Think twice before cutting or cancelling your insurance

10 August 2006 Lange Strategic Communications

With interest rates having increased by a full 1.00% in the past three months and expected to rise further, petrol prices skyrocketing and inflation accelerating across a wide range of products, South African consumers are starting to feel the pinch after enjoying a long honeymoon period of rosy economic conditions.

Families incomes are being squeezed by higher bond- and car payments, and higher travel and food costs all essential items. As a result, many consumers are looking for ways to cut back on other types of spending, including insurance.

Yet this is one area where it is not wise to reduce your spending, according to Steffen Gilbert, CE of short-term insurer Santam.

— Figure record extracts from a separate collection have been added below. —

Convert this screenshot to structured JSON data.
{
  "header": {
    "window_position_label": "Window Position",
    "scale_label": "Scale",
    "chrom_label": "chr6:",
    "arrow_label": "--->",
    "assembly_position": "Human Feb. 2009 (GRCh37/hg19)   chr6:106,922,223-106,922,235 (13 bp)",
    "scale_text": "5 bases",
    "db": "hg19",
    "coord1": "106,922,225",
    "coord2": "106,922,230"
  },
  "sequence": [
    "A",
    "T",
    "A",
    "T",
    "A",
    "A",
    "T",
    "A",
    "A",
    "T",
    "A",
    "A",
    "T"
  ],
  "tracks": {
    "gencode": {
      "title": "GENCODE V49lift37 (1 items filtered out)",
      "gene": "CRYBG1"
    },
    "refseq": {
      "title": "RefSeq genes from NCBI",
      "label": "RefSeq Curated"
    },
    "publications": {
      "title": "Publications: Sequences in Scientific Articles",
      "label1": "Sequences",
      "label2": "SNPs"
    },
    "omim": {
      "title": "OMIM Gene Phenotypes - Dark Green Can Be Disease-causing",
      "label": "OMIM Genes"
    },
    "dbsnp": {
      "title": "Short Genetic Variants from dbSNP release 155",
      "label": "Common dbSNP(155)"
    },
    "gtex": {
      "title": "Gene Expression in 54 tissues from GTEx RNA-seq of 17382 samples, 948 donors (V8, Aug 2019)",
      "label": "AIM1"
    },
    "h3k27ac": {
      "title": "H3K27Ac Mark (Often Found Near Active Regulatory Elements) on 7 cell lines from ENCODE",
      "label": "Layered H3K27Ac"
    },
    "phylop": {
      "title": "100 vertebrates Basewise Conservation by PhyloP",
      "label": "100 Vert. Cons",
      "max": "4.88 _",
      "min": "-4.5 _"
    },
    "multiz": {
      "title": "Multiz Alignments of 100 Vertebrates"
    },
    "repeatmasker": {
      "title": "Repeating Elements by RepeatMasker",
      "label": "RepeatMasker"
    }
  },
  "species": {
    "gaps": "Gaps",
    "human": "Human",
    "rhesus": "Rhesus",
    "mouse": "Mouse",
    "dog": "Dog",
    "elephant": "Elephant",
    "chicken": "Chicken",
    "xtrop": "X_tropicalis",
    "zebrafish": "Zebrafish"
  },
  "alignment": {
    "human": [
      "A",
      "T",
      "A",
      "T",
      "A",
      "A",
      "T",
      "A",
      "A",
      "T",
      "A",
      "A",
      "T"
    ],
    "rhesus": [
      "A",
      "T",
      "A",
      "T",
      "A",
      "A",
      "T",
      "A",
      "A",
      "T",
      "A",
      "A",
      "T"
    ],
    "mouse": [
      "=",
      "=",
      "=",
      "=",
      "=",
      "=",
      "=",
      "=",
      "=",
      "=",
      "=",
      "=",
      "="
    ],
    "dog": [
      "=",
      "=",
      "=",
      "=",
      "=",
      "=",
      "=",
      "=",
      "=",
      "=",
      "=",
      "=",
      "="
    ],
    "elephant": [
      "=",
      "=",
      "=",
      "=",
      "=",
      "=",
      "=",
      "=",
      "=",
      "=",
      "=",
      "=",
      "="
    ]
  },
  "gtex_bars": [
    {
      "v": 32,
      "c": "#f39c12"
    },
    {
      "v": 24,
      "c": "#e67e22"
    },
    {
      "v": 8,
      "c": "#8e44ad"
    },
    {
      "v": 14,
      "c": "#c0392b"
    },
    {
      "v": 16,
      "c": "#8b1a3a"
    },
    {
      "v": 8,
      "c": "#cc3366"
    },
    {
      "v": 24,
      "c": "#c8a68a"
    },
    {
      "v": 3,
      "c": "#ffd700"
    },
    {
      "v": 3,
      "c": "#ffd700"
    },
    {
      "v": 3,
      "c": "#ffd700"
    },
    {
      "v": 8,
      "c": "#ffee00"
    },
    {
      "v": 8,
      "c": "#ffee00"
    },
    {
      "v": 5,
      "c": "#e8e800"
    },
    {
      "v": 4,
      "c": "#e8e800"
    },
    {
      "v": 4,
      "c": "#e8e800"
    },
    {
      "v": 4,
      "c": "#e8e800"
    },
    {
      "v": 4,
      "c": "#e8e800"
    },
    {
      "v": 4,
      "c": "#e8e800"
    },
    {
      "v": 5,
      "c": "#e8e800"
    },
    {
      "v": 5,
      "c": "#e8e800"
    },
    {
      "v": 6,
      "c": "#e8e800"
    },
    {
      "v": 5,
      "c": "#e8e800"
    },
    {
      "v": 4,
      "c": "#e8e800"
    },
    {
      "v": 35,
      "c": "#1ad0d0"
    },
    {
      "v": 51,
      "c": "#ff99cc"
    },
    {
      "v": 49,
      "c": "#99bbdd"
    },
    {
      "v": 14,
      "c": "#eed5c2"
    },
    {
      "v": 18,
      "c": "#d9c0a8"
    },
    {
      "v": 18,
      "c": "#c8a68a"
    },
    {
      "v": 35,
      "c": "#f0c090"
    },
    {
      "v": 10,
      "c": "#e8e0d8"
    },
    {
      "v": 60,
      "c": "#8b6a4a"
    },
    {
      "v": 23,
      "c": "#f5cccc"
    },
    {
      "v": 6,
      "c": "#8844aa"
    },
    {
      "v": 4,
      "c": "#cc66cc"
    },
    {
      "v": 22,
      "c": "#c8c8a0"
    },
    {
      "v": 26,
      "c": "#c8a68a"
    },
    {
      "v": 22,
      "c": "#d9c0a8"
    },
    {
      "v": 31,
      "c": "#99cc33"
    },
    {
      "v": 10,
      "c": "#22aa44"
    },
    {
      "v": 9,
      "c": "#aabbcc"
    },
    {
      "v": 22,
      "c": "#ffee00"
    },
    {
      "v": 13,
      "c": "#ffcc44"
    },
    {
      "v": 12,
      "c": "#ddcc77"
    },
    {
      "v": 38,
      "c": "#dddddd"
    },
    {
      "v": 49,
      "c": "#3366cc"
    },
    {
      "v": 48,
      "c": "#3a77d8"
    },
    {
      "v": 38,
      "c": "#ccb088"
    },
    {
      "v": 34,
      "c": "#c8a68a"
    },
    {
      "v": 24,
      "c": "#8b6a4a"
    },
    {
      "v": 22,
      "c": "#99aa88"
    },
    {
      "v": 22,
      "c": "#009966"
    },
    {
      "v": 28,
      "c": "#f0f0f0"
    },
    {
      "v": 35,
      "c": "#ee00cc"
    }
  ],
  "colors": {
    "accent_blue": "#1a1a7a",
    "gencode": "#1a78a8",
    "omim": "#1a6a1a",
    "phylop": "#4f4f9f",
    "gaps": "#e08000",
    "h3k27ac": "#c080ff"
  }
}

"For most people the idea of skipping a few payments on their monthly household or car insurance premiums, reducing the amount of coverage in the policy, or canceling their policies altogether can be tempting," says Gilbert.

"They appear to be painless options for saving a bit of money. At first they may even seem to be among the most obvious and easiest solutions.

"However, experience has shown that this is not the case. This is because if you do skip a payment, your existing policy could be rendered invalid and you risk having no coverage whatsoever and left with some very expensive bills. At the same time, if your vehicle is damaged or your house broken into, and you are uninsured or underinsured it will be at a time when you can least afford it."

He also points out that, according to short-term insurance claims data, there has been an unfortunate upsurge in the incidence of certain crimes like carjacking and housebreaking in several areas of the country recently, which is normal in deteriorating economic conditions. This is another good reason not to lower your insurance coverage, he notes.

Gilbert advises that now is a good time in which to reassess your insurance coverage with a critical eye. This is particularly true for car insurance, which needs to be re-valued downward on an annual basis to take account of depreciation.

Policies covering house contents and car accessories should also be updated at least once a year to make sure they are all fully insured at replacement value.

Additionally, Gilbert says, relatively inexpensive adjustments like adding a car alarm or extra security to your home can have a larger impact on your premiums than you may realize.

"Always remember to speak to your broker if you take any protective measures in your home or with any of your possessions outside of the home. These measures will all help in saving you money on your premiums," He concludes.